Greece's Supreme Court blocked the extradition of all the eight men in January 2017, arguing that they were unlikely to face a fair trial in Turkey.

Two of the eight men have been granted asylum, but the Greek government contested the ruling, and the country's top administrative court is to decide on the case soon.

The refusal of other EU countries such as Germany and the Netherlands to extradite Turkish diplomats and officers also caused problems in their ties with Ankara, Vassilis Papadopoulos, legal coordinator of the Greek council for refugees, said.

Turkey accuses the eight men of involvement in efforts to overthrow the government. The officers denied the accusation.

More than 250 people were killed in the process of the coup on July 15, 2016. Ankara swiftly blamed rogue elements in the army, saying they were operating as part of a larger network run by Fethullah Gulen, a US-based cleric.

Thousands of military and police officers have been jailed or dismissed from their jobs over an alleged role in the coup.
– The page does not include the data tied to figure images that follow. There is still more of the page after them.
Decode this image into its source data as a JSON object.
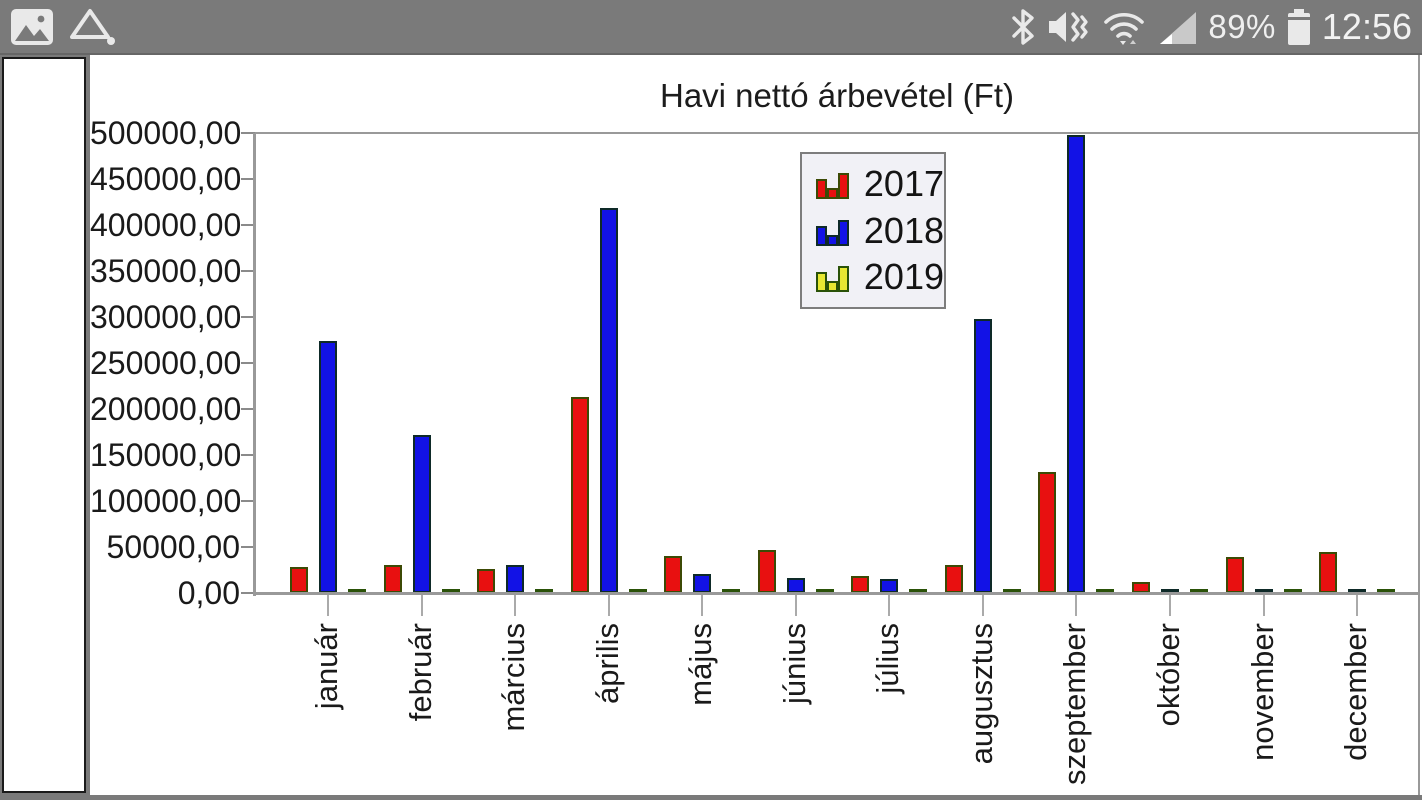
{
  "status_bar": {
    "time": "12:56",
    "battery_percent": "89%",
    "bg_color": "#7a7a7a",
    "icons": [
      "gallery-icon",
      "a-triangle-app-icon",
      "bluetooth-icon",
      "mute-vibrate-icon",
      "wifi-icon",
      "cell-signal-icon",
      "battery-icon"
    ]
  },
  "chart_data": {
    "type": "bar",
    "title": "Havi nettó árbevétel (Ft)",
    "categories": [
      "január",
      "február",
      "március",
      "április",
      "május",
      "június",
      "július",
      "augusztus",
      "szeptember",
      "október",
      "november",
      "december"
    ],
    "series": [
      {
        "name": "2017",
        "color": "#e81010",
        "border": "#3c4a05",
        "values": [
          28000,
          30000,
          26000,
          213000,
          40000,
          47000,
          18000,
          30000,
          131000,
          12000,
          39000,
          45000
        ]
      },
      {
        "name": "2018",
        "color": "#1212e6",
        "border": "#0e2a28",
        "values": [
          274000,
          172000,
          30000,
          418000,
          21000,
          16000,
          15000,
          298000,
          498000,
          2000,
          2000,
          2000
        ]
      },
      {
        "name": "2019",
        "color": "#e8e832",
        "border": "#2a5208",
        "values": [
          2000,
          2000,
          2000,
          2000,
          2000,
          2000,
          2000,
          2000,
          2000,
          2000,
          2000,
          2000
        ]
      }
    ],
    "ylim": [
      0,
      500000
    ],
    "ytick_step": 50000,
    "ytick_labels": [
      "0,00",
      "50000,00",
      "100000,00",
      "150000,00",
      "200000,00",
      "250000,00",
      "300000,00",
      "350000,00",
      "400000,00",
      "450000,00",
      "500000,00"
    ],
    "grid": false,
    "legend_position": "top-center-inside"
  }
}
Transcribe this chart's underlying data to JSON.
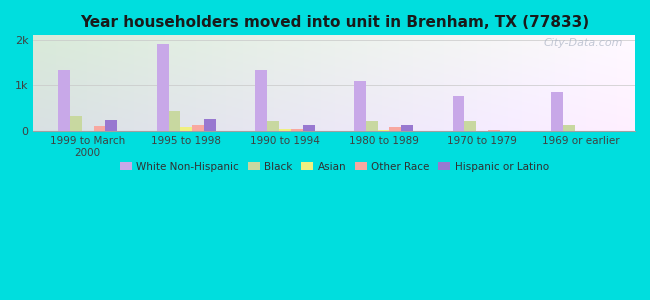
{
  "title": "Year householders moved into unit in Brenham, TX (77833)",
  "categories": [
    "1999 to March\n2000",
    "1995 to 1998",
    "1990 to 1994",
    "1980 to 1989",
    "1970 to 1979",
    "1969 or earlier"
  ],
  "series": {
    "White Non-Hispanic": [
      1350,
      1900,
      1350,
      1100,
      780,
      850
    ],
    "Black": [
      320,
      430,
      220,
      220,
      220,
      130
    ],
    "Asian": [
      10,
      100,
      50,
      20,
      10,
      10
    ],
    "Other Race": [
      110,
      130,
      50,
      80,
      20,
      10
    ],
    "Hispanic or Latino": [
      240,
      270,
      130,
      130,
      10,
      10
    ]
  },
  "colors": {
    "White Non-Hispanic": "#c8a8e8",
    "Black": "#c8d8a0",
    "Asian": "#f0f080",
    "Other Race": "#f8a8a0",
    "Hispanic or Latino": "#9878d0"
  },
  "ylim": [
    0,
    2100
  ],
  "yticks": [
    0,
    1000,
    2000
  ],
  "ytick_labels": [
    "0",
    "1k",
    "2k"
  ],
  "outer_bg": "#00dede",
  "bar_width": 0.12,
  "watermark": "City-Data.com"
}
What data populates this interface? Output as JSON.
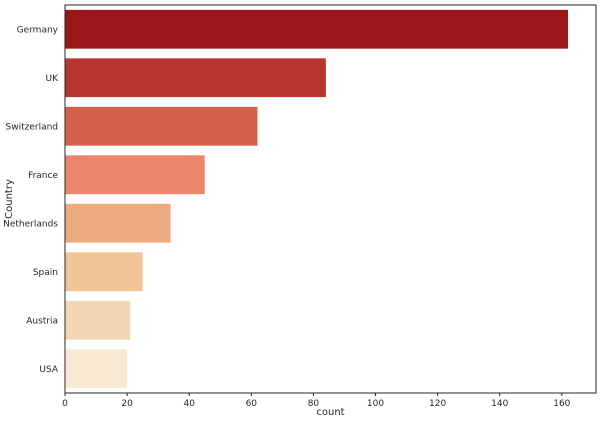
{
  "chart_data": {
    "type": "bar",
    "orientation": "horizontal",
    "title": "",
    "xlabel": "count",
    "ylabel": "Country",
    "xlim": [
      0,
      171
    ],
    "xticks": [
      0,
      20,
      40,
      60,
      80,
      100,
      120,
      140,
      160
    ],
    "grid": false,
    "categories": [
      "Germany",
      "UK",
      "Switzerland",
      "France",
      "Netherlands",
      "Spain",
      "Austria",
      "USA"
    ],
    "values": [
      162,
      84,
      62,
      45,
      34,
      25,
      21,
      20
    ],
    "colors": [
      "#9b1719",
      "#b93630",
      "#d5604c",
      "#e8856a",
      "#eeaa80",
      "#f2c597",
      "#f3d7b4",
      "#f8e9d3"
    ]
  }
}
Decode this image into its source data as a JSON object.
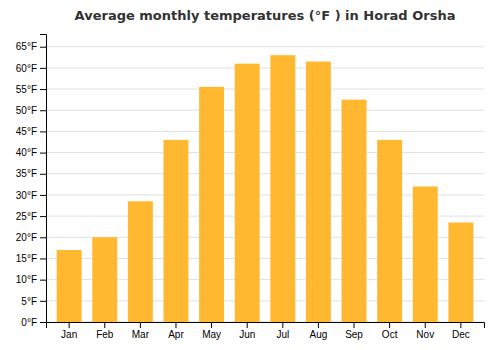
{
  "chart_data": {
    "type": "bar",
    "title": "Average monthly temperatures (°F ) in Horad Orsha",
    "categories": [
      "Jan",
      "Feb",
      "Mar",
      "Apr",
      "May",
      "Jun",
      "Jul",
      "Aug",
      "Sep",
      "Oct",
      "Nov",
      "Dec"
    ],
    "values": [
      17,
      20,
      28.5,
      43,
      55.5,
      61,
      63,
      61.5,
      52.5,
      43,
      32,
      23.5
    ],
    "color": "#FFB830",
    "ylim": [
      0,
      68
    ],
    "yticks": [
      {
        "value": 0,
        "label": "0°F"
      },
      {
        "value": 5,
        "label": "5°F"
      },
      {
        "value": 10,
        "label": "10°F"
      },
      {
        "value": 15,
        "label": "15°F"
      },
      {
        "value": 20,
        "label": "20°F"
      },
      {
        "value": 25,
        "label": "25°F"
      },
      {
        "value": 30,
        "label": "30°F"
      },
      {
        "value": 35,
        "label": "35°F"
      },
      {
        "value": 40,
        "label": "40°F"
      },
      {
        "value": 45,
        "label": "45°F"
      },
      {
        "value": 50,
        "label": "50°F"
      },
      {
        "value": 55,
        "label": "55°F"
      },
      {
        "value": 60,
        "label": "60°F"
      },
      {
        "value": 65,
        "label": "65°F"
      }
    ],
    "grid": true
  }
}
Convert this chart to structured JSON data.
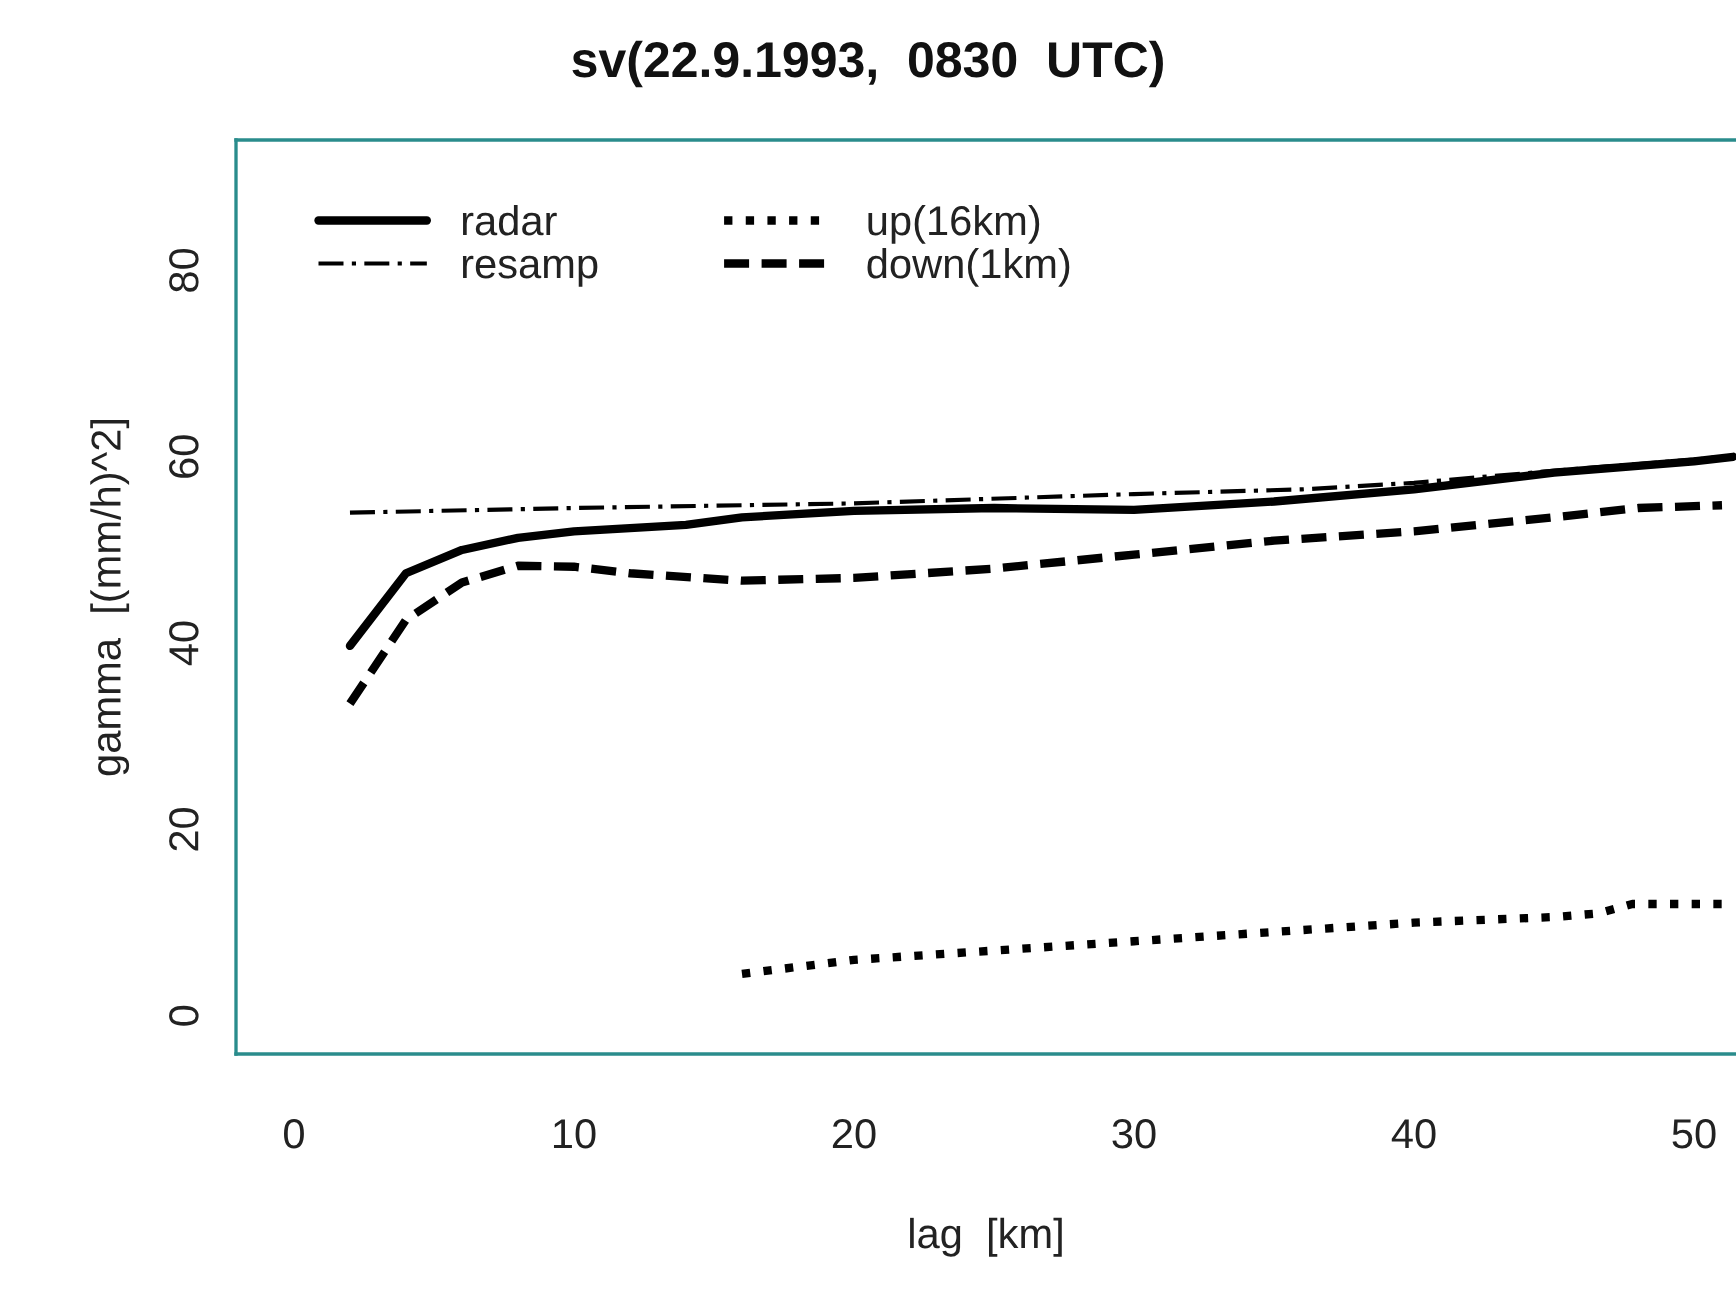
{
  "chart_data": {
    "type": "line",
    "title": "sv(22.9.1993,  0830  UTC)",
    "xlabel": "lag  [km]",
    "ylabel": "gamma  [(mm/h)^2]",
    "xlim": [
      -2.07,
      51.5
    ],
    "ylim": [
      -4.1,
      94
    ],
    "xticks": [
      0,
      10,
      20,
      30,
      40,
      50
    ],
    "yticks": [
      0,
      20,
      40,
      60,
      80
    ],
    "legend": "top left",
    "grid": false,
    "marker": "none",
    "series": [
      {
        "name": "radar",
        "color": "#000000",
        "line_style": "solid",
        "x": [
          2,
          4,
          6,
          8,
          10,
          14,
          16,
          20,
          25,
          30,
          35,
          40,
          45,
          50,
          51.4
        ],
        "values": [
          39.7,
          47.5,
          50,
          51.3,
          52,
          52.7,
          53.5,
          54.2,
          54.5,
          54.3,
          55.2,
          56.5,
          58.3,
          59.5,
          60
        ]
      },
      {
        "name": "resamp",
        "color": "#000000",
        "line_style": "dashdot",
        "x": [
          2,
          10,
          20,
          30,
          36,
          40,
          45,
          50,
          51
        ],
        "values": [
          54,
          54.5,
          55,
          56,
          56.5,
          57.2,
          58.5,
          59.7,
          60
        ]
      },
      {
        "name": "up(16km)",
        "color": "#000000",
        "line_style": "dotted",
        "x": [
          16,
          20,
          30,
          40,
          45,
          46.6,
          47.8,
          51
        ],
        "values": [
          4.5,
          6,
          8,
          10,
          10.6,
          11,
          12,
          12
        ]
      },
      {
        "name": "down(1km)",
        "color": "#000000",
        "line_style": "dashed",
        "x": [
          2,
          4,
          6,
          8,
          10,
          12,
          16,
          20,
          25,
          30,
          35,
          40,
          45,
          48,
          51
        ],
        "values": [
          33.5,
          42.5,
          46.5,
          48.3,
          48.2,
          47.5,
          46.7,
          47,
          48,
          49.5,
          51,
          52,
          53.5,
          54.5,
          54.8
        ]
      }
    ]
  }
}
The eight who fled to Greece have repeatedly claimed that they feared for their lives back home.

In this file photo taken on December 7, 2017 Turkish President Recep Tayyip Erdogan (L) stands alongside Greece's President Prokopis Pavlopoulos ahead of an official dinner in Athens during a two day visit to Greece. (Photo by AFP)

Turkey and Greece have a history of strained relations, especially with regards to territorial disputes and the situation in the technically-split Cyprus. Turkey has warned that it would cancel agreements with Greece on the repatriation of refugees if the renegade soldiers are not sent back.

A further complication arose in March, when Turkish troops arrested two Greek soldiers for illegally crossing the border into Turkey and allegedly entering a prohibited Turkish military zone.

They have been detained for the past two months. Turkish President Recep Tayyip Erdogan last month proposed soldier swap, which was flatly rejected by his Greek opposite number Prokopis Pavlopoulos.